For instance — a glucose monitoring device will have an adhesive attached to it that also attaches to the body so it can constantly monitor the patient's glucose levels. Some even include insulin pumps that not only monitor the patient, but also inject insulin when appropriate so the patient doesn't have to.
“The wearable device technology that we're seeing is specifically a device created to wear directly to your skin to be able to read physiological information,” Pickett said. “Be it blood pressure, heart rate, temperature — and the list goes on as they're being developed. Because the wearable device category is so new, we're seeing all different kinds of concepts. One of the most common that we're seeing is our skin contact adhesive being attached to a medical device.”
Tissone said microneedle patches could replace many drugs commonly administered using syringes. These patches are applied to the body, with the needles gently puncturing the skin to induce the drug.
A big advantage to these kinds of patches is anyone can apply them to the body, which makes them attractive for the military because it faces so many hazardous conditions where a medical expert is not readily available to administer a needle. The patient could apply the patch like a bandage.

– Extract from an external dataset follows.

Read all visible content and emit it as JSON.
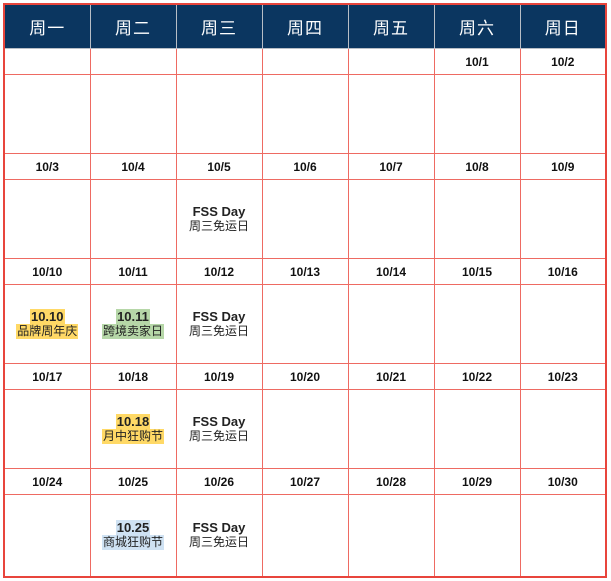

Cosmetics also provide another big opportunity for wearables. Pickett said large cosmetic and consumer retail firms are working hard to perfect anti-aging patches, an evolution of the already existing scar treatment silicone patches. The patches are applied to the skin, and a special ingredient is transferred to the skin, such as a lotion designed to ease age discolorations and wrinkles. It also keeps the skin moist and heals like a bandage.
Eventually this technology could evolve into silicone masks used in-home for anti-aging and wrinkle treatment.
“You would put the silicone on your face, under your eyes and on your forehead, like a mask attached with a silicone gel adhesive,” Pickett said. “When you remove it, whatever is on that silicone has been transferred to the skin and makes it feel soft.”